Buy Asian Paints Ltd For Target Rs 3,305 by Geojit Financial Services Ltd
Weak demand impacted Q1FY25
APNT reported a de-growth in revenue to Rs 8,970cr, -2.3% YoY in Q1FY25 due to weak demand on account of the general election and severe heat waves. Consequently, volume growth declined to 7% YoY and value growth decreased by 3% YoY, impacted by price cuts and inferior product mixes. The management stated that there are early signs of recovery in the rural market in the month of June, and it is expected to accelerate further due to the progress in the monsoon, government spending, and the upcoming festive season. The new products contribute ~12% to overall revenue, while the economy emulsion paint Neo Bharat Latex paint shows good pickup across markets. The kitchen and bath fitting business revenue saw some green shoots, which grew by ~5% and ~10%, respectively.
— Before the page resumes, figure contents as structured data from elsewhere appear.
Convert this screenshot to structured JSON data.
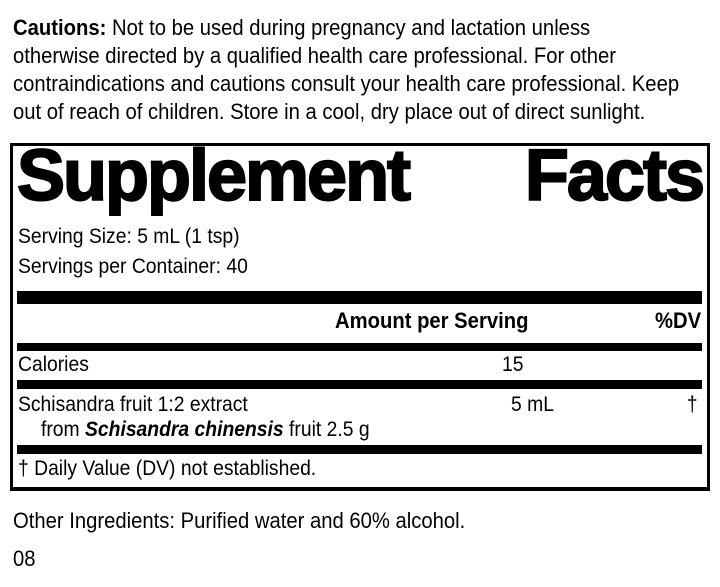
{
  "colors": {
    "text": "#000000",
    "background": "#ffffff"
  },
  "cautions": {
    "label": "Cautions:",
    "line1_rest": "Not to be used during pregnancy and lactation unless",
    "line2": "otherwise directed by a qualified health care professional. For other",
    "line3": "contraindications and cautions consult your health care professional. Keep",
    "line4": "out of reach of children. Store in a cool, dry place out of direct sunlight."
  },
  "supplement_facts": {
    "title_word1": "Supplement",
    "title_word2": "Facts",
    "serving_size": "Serving Size: 5 mL (1 tsp)",
    "servings_per_container": "Servings per Container: 40",
    "columns": {
      "amount": "Amount per Serving",
      "dv": "%DV"
    },
    "rows": [
      {
        "name": "Calories",
        "amount": "15",
        "dv": ""
      },
      {
        "name": "Schisandra fruit 1:2 extract",
        "source_prefix": "from",
        "source_species": "Schisandra chinensis",
        "source_suffix": "fruit 2.5 g",
        "amount": "5 mL",
        "dv": "†"
      }
    ],
    "footnote": "† Daily Value (DV) not established."
  },
  "other_ingredients": "Other Ingredients: Purified water and 60% alcohol.",
  "item_number": "08"
}
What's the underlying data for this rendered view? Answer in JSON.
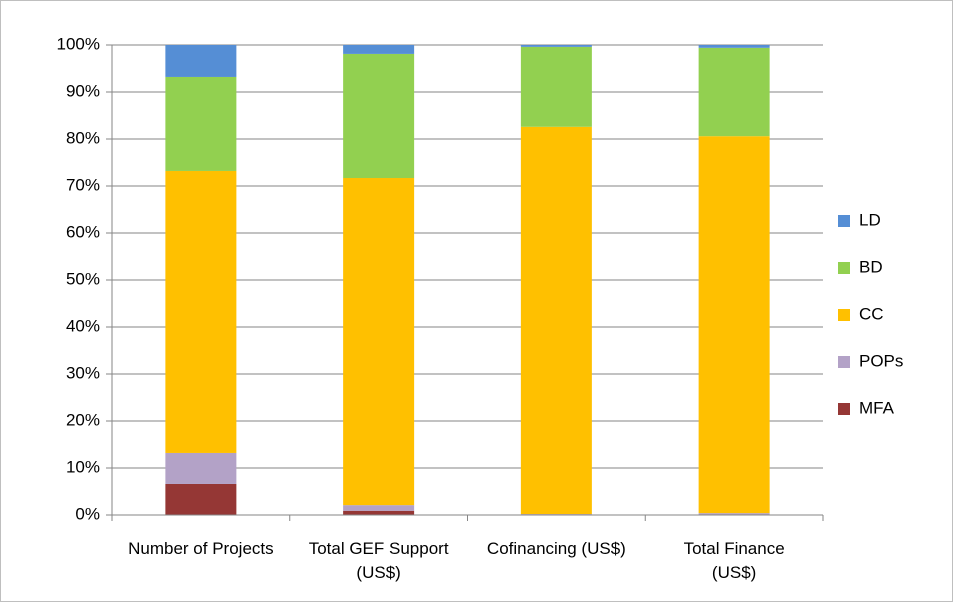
{
  "chart_data": {
    "type": "stacked_bar",
    "categories": [
      "Number of Projects",
      "Total GEF Support (US$)",
      "Cofinancing (US$)",
      "Total Finance (US$)"
    ],
    "series": [
      {
        "name": "MFA",
        "color": "#953735",
        "values": [
          6.6,
          0.9,
          0.1,
          0.1
        ]
      },
      {
        "name": "POPs",
        "color": "#b3a2c7",
        "values": [
          6.6,
          1.2,
          0.1,
          0.3
        ]
      },
      {
        "name": "CC",
        "color": "#ffc000",
        "values": [
          60.0,
          69.6,
          82.4,
          80.2
        ]
      },
      {
        "name": "BD",
        "color": "#92d050",
        "values": [
          20.0,
          26.4,
          17.0,
          18.8
        ]
      },
      {
        "name": "LD",
        "color": "#558ed5",
        "values": [
          6.8,
          1.9,
          0.4,
          0.6
        ]
      }
    ],
    "ylim": [
      0,
      100
    ],
    "yticks": [
      {
        "value": 0,
        "label": "0%"
      },
      {
        "value": 10,
        "label": "10%"
      },
      {
        "value": 20,
        "label": "20%"
      },
      {
        "value": 30,
        "label": "30%"
      },
      {
        "value": 40,
        "label": "40%"
      },
      {
        "value": 50,
        "label": "50%"
      },
      {
        "value": 60,
        "label": "60%"
      },
      {
        "value": 70,
        "label": "70%"
      },
      {
        "value": 80,
        "label": "80%"
      },
      {
        "value": 90,
        "label": "90%"
      },
      {
        "value": 100,
        "label": "100%"
      }
    ],
    "grid": true,
    "legend": "right"
  }
}
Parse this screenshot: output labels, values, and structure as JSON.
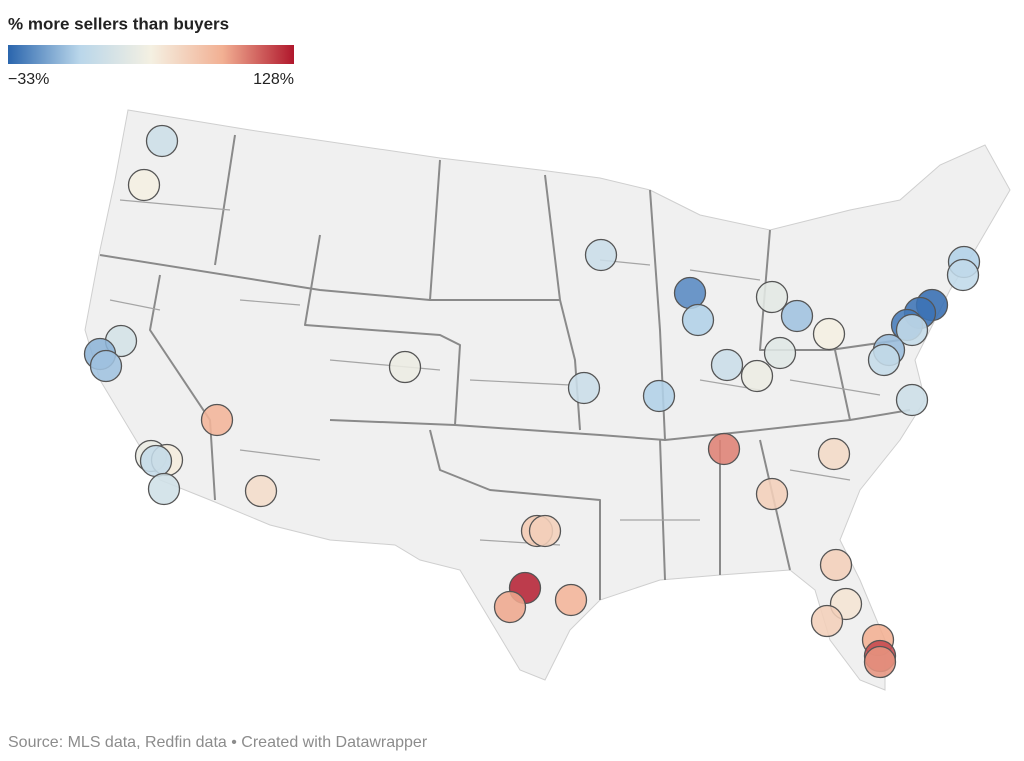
{
  "chart_data": {
    "type": "bubble_map",
    "title": "% more sellers than buyers",
    "scale": {
      "min": {
        "value": -33,
        "label": "−33%"
      },
      "max": {
        "value": 128,
        "label": "128%"
      },
      "colors": [
        "#2a65ad",
        "#b9d6ea",
        "#f4f0e2",
        "#f2b093",
        "#b0172c"
      ]
    },
    "values": [
      20,
      48,
      18,
      5,
      12,
      -20,
      35,
      5,
      0,
      48,
      -30,
      -28,
      -25,
      15,
      -2,
      15,
      25,
      -5,
      0,
      42,
      18,
      33,
      42,
      18,
      5,
      20,
      85,
      100,
      62,
      40,
      50,
      15,
      22,
      60,
      68,
      72,
      68,
      68,
      125,
      90,
      85,
      55,
      68,
      88,
      115,
      95
    ],
    "source": "Source: MLS data, Redfin data • Created with Datawrapper"
  }
}
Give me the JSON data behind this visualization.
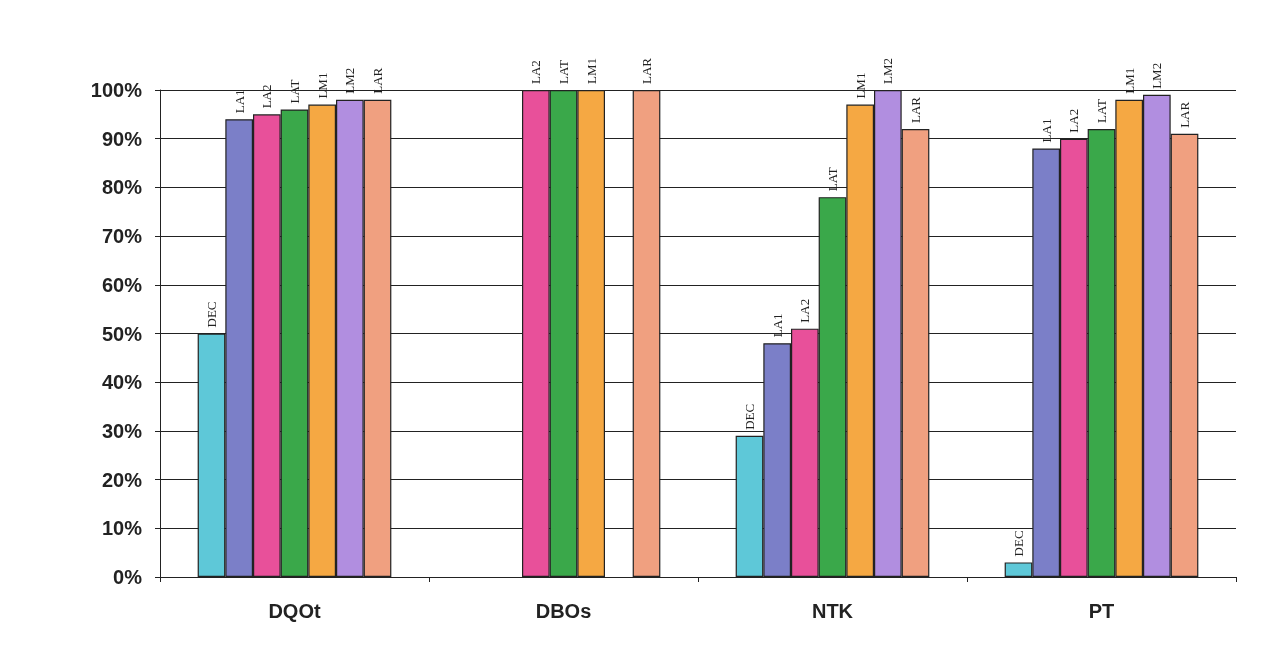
{
  "chart_data": {
    "type": "bar",
    "categories": [
      "DQOt",
      "DBOs",
      "NTK",
      "PT"
    ],
    "series": [
      {
        "name": "DEC",
        "color": "#5ec8d8",
        "values": [
          50,
          null,
          29,
          3
        ]
      },
      {
        "name": "LA1",
        "color": "#7b7fc8",
        "values": [
          94,
          null,
          48,
          88
        ]
      },
      {
        "name": "LA2",
        "color": "#e8509a",
        "values": [
          95,
          100,
          51,
          90
        ]
      },
      {
        "name": "LAT",
        "color": "#3aa84a",
        "values": [
          96,
          100,
          78,
          92
        ]
      },
      {
        "name": "LM1",
        "color": "#f5a843",
        "values": [
          97,
          100,
          97,
          98
        ]
      },
      {
        "name": "LM2",
        "color": "#b18ee0",
        "values": [
          98,
          null,
          100,
          99
        ]
      },
      {
        "name": "LAR",
        "color": "#f0a080",
        "values": [
          98,
          100,
          92,
          91
        ]
      }
    ],
    "ylim": [
      0,
      100
    ],
    "yticks": [
      {
        "value": 0,
        "label": "0%"
      },
      {
        "value": 10,
        "label": "10%"
      },
      {
        "value": 20,
        "label": "20%"
      },
      {
        "value": 30,
        "label": "30%"
      },
      {
        "value": 40,
        "label": "40%"
      },
      {
        "value": 50,
        "label": "50%"
      },
      {
        "value": 60,
        "label": "60%"
      },
      {
        "value": 70,
        "label": "70%"
      },
      {
        "value": 80,
        "label": "80%"
      },
      {
        "value": 90,
        "label": "90%"
      },
      {
        "value": 100,
        "label": "100%"
      }
    ],
    "grid": "y",
    "legend": false
  }
}
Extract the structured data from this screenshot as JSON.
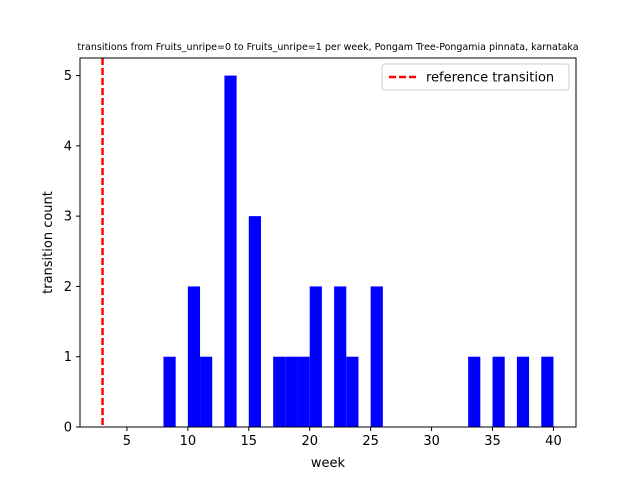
{
  "chart_data": {
    "type": "bar",
    "title": "transitions from Fruits_unripe=0 to Fruits_unripe=1 per week, Pongam Tree-Pongamia pinnata, karnataka",
    "xlabel": "week",
    "ylabel": "transition count",
    "xlim": [
      1.15,
      41.85
    ],
    "ylim": [
      0,
      5.25
    ],
    "xticks": [
      5,
      10,
      15,
      20,
      25,
      30,
      35,
      40
    ],
    "yticks": [
      0,
      1,
      2,
      3,
      4,
      5
    ],
    "grid": false,
    "bar_color": "#0000ff",
    "bin_width": 1,
    "bars": [
      {
        "x": 8,
        "value": 1
      },
      {
        "x": 10,
        "value": 2
      },
      {
        "x": 11,
        "value": 1
      },
      {
        "x": 13,
        "value": 5
      },
      {
        "x": 15,
        "value": 3
      },
      {
        "x": 17,
        "value": 1
      },
      {
        "x": 18,
        "value": 1
      },
      {
        "x": 19,
        "value": 1
      },
      {
        "x": 20,
        "value": 2
      },
      {
        "x": 22,
        "value": 2
      },
      {
        "x": 23,
        "value": 1
      },
      {
        "x": 25,
        "value": 2
      },
      {
        "x": 33,
        "value": 1
      },
      {
        "x": 35,
        "value": 1
      },
      {
        "x": 37,
        "value": 1
      },
      {
        "x": 39,
        "value": 1
      }
    ],
    "reference_line": {
      "x": 3,
      "label": "reference transition",
      "color": "#ff0000",
      "style": "dashed"
    },
    "legend": {
      "placement": "top-right"
    }
  }
}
Price hikes and festive demand to aid margin
The recent price cut and inferior product mix had impacted the gross margin, which declined by 40bps YoY to 42.5%. The other expenses increased by 14% YoY due to higher promotional activity, and employee costs increased by 24% YoY owing to a reversal of Rs 40.7cr due to a revision in the sick leave policy of certain classes of employees, which dragged the EBITDA margin to 18.9% (a fall of 422bps YoY). In July, APNY took a 1% price hike, and we expect more price hikes in the coming quarters to mitigate the cost pressure. The management maintains EBITDA margin guidance in the range of 18% to 20% in the medium term. During the quarter, reported PAT declined by ~25% YoY to Rs 1,187cr.
Key con-call highlights
* The installed capacity at the Mysuru plant has increased from 3lakh KL PA to 6lakh KL PA.
* APNT expect double digit volume growth in Q2FY25 due to festive demand and higher spending by government .
Valuations
We expect double digit volume in Q2FY25 due to deferred demand from the previous quarter and revival in rural demand. APNT is trading at a P/E of 53x which is at a discount of 14% to its 3yr avg. Due to comfort in valuation and positive long term outlook, we revise our rating to BUY with a TP of Rs. 3,305, based on a P/E of 50x on FY26E EPS.